Kerala is home to more temples than one can count. Their unique architecture makes each of them stand out and almost each of them has a fascinating story behind it. The Padmanabhaswamy temple in Thiruvananthapuram is one such temple. It attracts millions of visitors every year and isn’t just one of the oldest temples in the country, finding mention in ancient texts such as the Puranas, but also one of the richest. Thiruvananthapuram’s Padmanabhaswamy temple is also unique because it houses the crown of Travancore. Why? Read on to find out seven most fascinating facts about the temple.
1. Its architecture is a blend of the Dravidian and the indigenous Kerala styles
If you’ve noticed, not all of Kerala’s temples are as tall as this one. Most of them have sloping roofs and are often just a story or two tall. The Padmanabhaswamy temple, however, is heavily influenced by the Dravidian style of architecture, which is why it resembles a lot of the temples in the neighboring state of Tamil Nadu with its tall gopuram and high walls and intricate carvings.
2. The royal crown of Travancore lies in this temple
Vishnu is the presiding deity of the Padmanabhaswamy temple and is also the ‘ruler’ of Travancore. He was ‘crowned’ as the Emperor of Travancore in the 18th century and members of the royal family rule as regents on his behalf. Which is also why the royal crown of Travancore has been preserved inside the temple.
3. It is the richest temple in the world
For the longest time, the folks at Padmanabhaswamy Temple went about their business without being aware that in its premises lay a treasure that would put all other treasures to shame. It was in 2011 that a treasure was revealed from its cellars. The treasure was valued $ 1 trillion at the time of its discovery making the Padmanabhaswamy Temple the richest in the world. To put this into perspective, the entire Mughal treasury at the zenith of its power could be valued at $ 90 billion.
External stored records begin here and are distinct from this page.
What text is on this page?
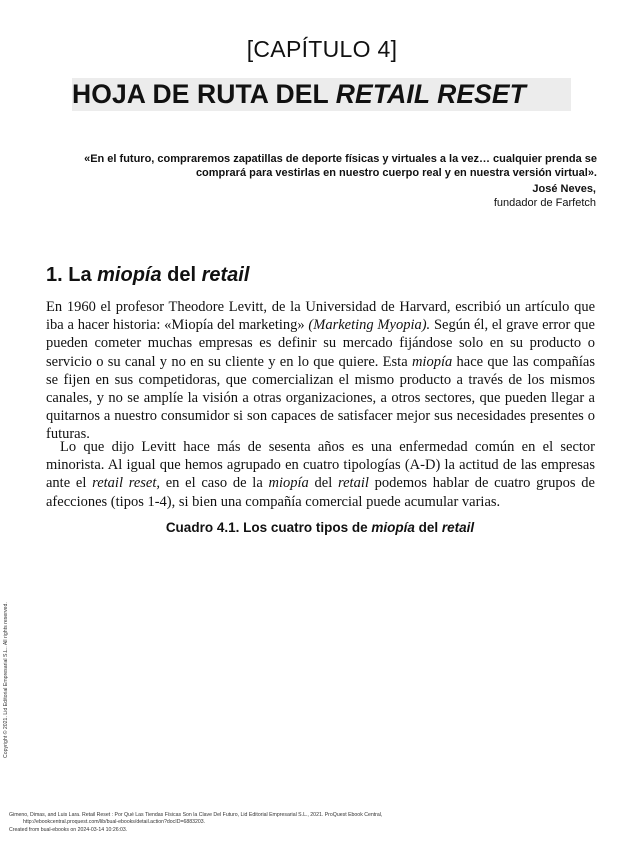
[CAPÍTULO 4]
HOJA DE RUTA DEL RETAIL RESET
«En el futuro, compraremos zapatillas de deporte físicas y virtuales a la vez… cualquier prenda se
comprará para vestirlas en nuestro cuerpo real y en nuestra versión virtual».
José Neves,
fundador de Farfetch
1. La miopía del retail
En 1960 el profesor Theodore Levitt, de la Universidad de Harvard, escribió un artículo que iba a hacer historia: «Miopía del marketing» (Marketing Myopia). Según él, el grave error que pueden cometer muchas empresas es definir su mercado fijándose solo en su producto o servicio o su canal y no en su cliente y en lo que quiere. Esta miopía hace que las compañías se fijen en sus competidoras, que comercializan el mismo producto a través de los mismos canales, y no se amplíe la visión a otras organizaciones, a otros sectores, que pueden llegar a quitarnos a nuestro consumidor si son capaces de satisfacer mejor sus necesidades presentes o futuras.
Lo que dijo Levitt hace más de sesenta años es una enfermedad común en el sector minorista. Al igual que hemos agrupado en cuatro tipologías (A-D) la actitud de las empresas ante el retail reset, en el caso de la miopía del retail podemos hablar de cuatro grupos de afecciones (tipos 1-4), si bien una compañía comercial puede acumular varias.
Cuadro 4.1. Los cuatro tipos de miopía del retail
Copyright © 2021. Lid Editorial Empresarial S.L.. All rights reserved.
Gimeno, Dimas, and Luis Lara. Retail Reset : Por Qué Las Tiendas Físicas Son la Clave Del Futuro, Lid Editorial Empresarial S.L., 2021. ProQuest Ebook Central,
http://ebookcentral.proquest.com/lib/bual-ebooks/detail.action?docID=6883203.
Created from bual-ebooks on 2024-03-14 10:26:03.
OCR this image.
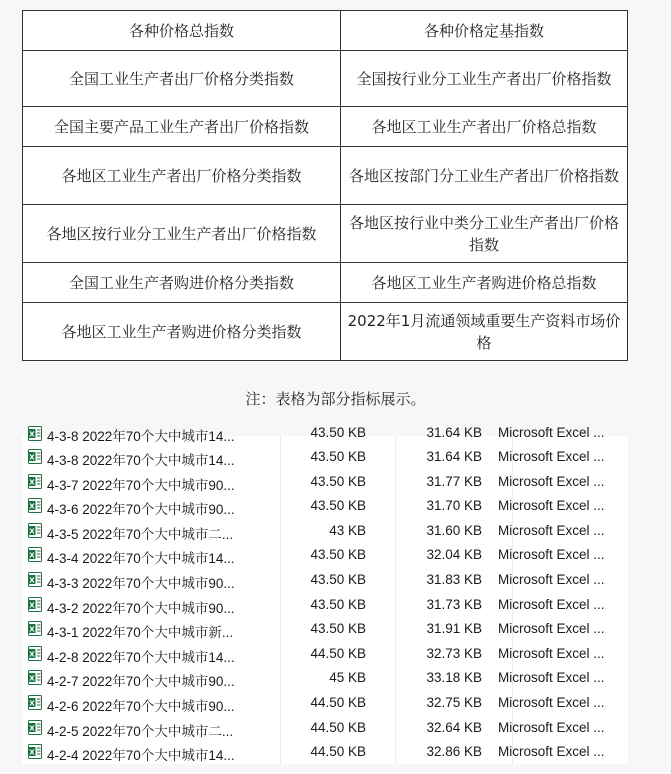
各种价格总指数	各种价格定基指数
全国工业生产者出厂价格分类指数	全国按行业分工业生产者出厂价格指数
全国主要产品工业生产者出厂价格指数	各地区工业生产者出厂价格总指数
各地区工业生产者出厂价格分类指数	各地区按部门分工业生产者出厂价格指数
各地区按行业分工业生产者出厂价格指数	各地区按行业中类分工业生产者出厂价格指数
全国工业生产者购进价格分类指数	各地区工业生产者购进价格总指数
各地区工业生产者购进价格分类指数	2022年1月流通领域重要生产资料市场价格
注：表格为部分指标展示。
X 4-3-8 2022年70个大中城市14...	43.50 KB	31.64 KB Microsoft Excel ...
X 4-3-8 2022年70个大中城市14...	43.50 KB	31.64 KB Microsoft Excel ...
X 4-3-7 2022年70个大中城市90...	43.50 KB	31.77 KB Microsoft Excel ...
X 4-3-6 2022年70个大中城市90...	43.50 KB	31.70 KB Microsoft Excel ...
X 4-3-5 2022年70个大中城市二...	43 KB	31.60 KB Microsoft Excel ...
X 4-3-4 2022年70个大中城市14...	43.50 KB	32.04 KB Microsoft Excel ...
X 4-3-3 2022年70个大中城市90...	43.50 KB	31.83 KB Microsoft Excel ...
X 4-3-2 2022年70个大中城市90...	43.50 KB	31.73 KB Microsoft Excel ...
X 4-3-1 2022年70个大中城市新...	43.50 KB	31.91 KB Microsoft Excel ...
X 4-2-8 2022年70个大中城市14...	44.50 KB	32.73 KB Microsoft Excel ...
X 4-2-7 2022年70个大中城市90...	45 KB	33.18 KB Microsoft Excel ...
X 4-2-6 2022年70个大中城市90...	44.50 KB	32.75 KB Microsoft Excel ...
X 4-2-5 2022年70个大中城市二...	44.50 KB	32.64 KB Microsoft Excel ...
X 4-2-4 2022年70个大中城市14...	44.50 KB	32.86 KB Microsoft Excel ...
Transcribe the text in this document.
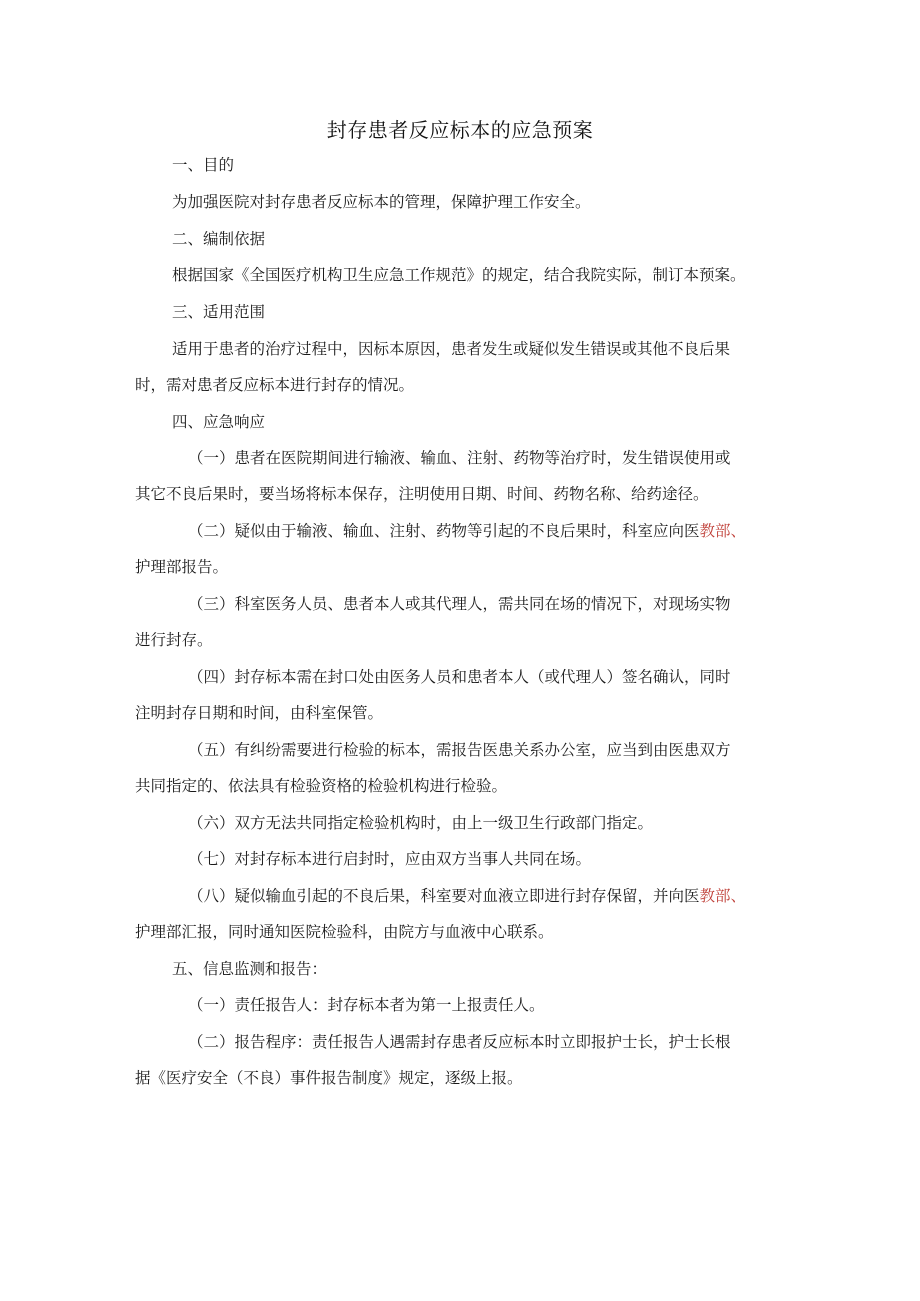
封存患者反应标本的应急预案
一、目的
为加强医院对封存患者反应标本的管理，保障护理工作安全。
二、编制依据
根据国家《全国医疗机构卫生应急工作规范》的规定，结合我院实际，制订本预案。
三、适用范围
适用于患者的治疗过程中，因标本原因，患者发生或疑似发生错误或其他不良后果
时，需对患者反应标本进行封存的情况。
四、应急响应
（一）患者在医院期间进行输液、输血、注射、药物等治疗时，发生错误使用或
其它不良后果时，要当场将标本保存，注明使用日期、时间、药物名称、给药途径。
（二）疑似由于输液、输血、注射、药物等引起的不良后果时，科室应向医教部、
护理部报告。
（三）科室医务人员、患者本人或其代理人，需共同在场的情况下，对现场实物
进行封存。
（四）封存标本需在封口处由医务人员和患者本人（或代理人）签名确认，同时
注明封存日期和时间，由科室保管。
（五）有纠纷需要进行检验的标本，需报告医患关系办公室，应当到由医患双方
共同指定的、依法具有检验资格的检验机构进行检验。
（六）双方无法共同指定检验机构时，由上一级卫生行政部门指定。
（七）对封存标本进行启封时，应由双方当事人共同在场。
（八）疑似输血引起的不良后果，科室要对血液立即进行封存保留，并向医教部、
护理部汇报，同时通知医院检验科，由院方与血液中心联系。
五、信息监测和报告：
（一）责任报告人：封存标本者为第一上报责任人。
（二）报告程序：责任报告人遇需封存患者反应标本时立即报护士长，护士长根
据《医疗安全（不良）事件报告制度》规定，逐级上报。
4. It plays host to the laksha deepam festival
Celebrated once every six years in January, the laksha deepam festival is the biggest festival of the Padmanabhaswamy temple. The festival gets its name from the lighting of a hundred thousand (one lakh or laksha) lamps inside the temple and its premises. Held on the day of Makar Sankranti, the festival marks the end of 12 Bhadradeepams, a seven-day ritual that is held twice every year. On the day images of Padmanabha, Narasimha and Krishna are taken out on Garudavahana (Vishnu’s mythical eagle) in a grand procession.
5. The presiding deity is made of fossilized shells.
An image of Padmanabha or Vishnu reclining on the serpent Anantha or Adi Sesha is the center of the Padmanabhaswamy temple. With his right hand placed over a Shiva lingam, Vishnu is flanked by Lakshmi, the goddess of prosperity and Bhudevi, the goddess of Earth. Bramha is shown to emanate from Vishnu’na navel. Interestingly, the image of Vishnu is made out of 12,000 saligrams or fossilized shells that can traced back to the banks of Nepal’s Gandaki River.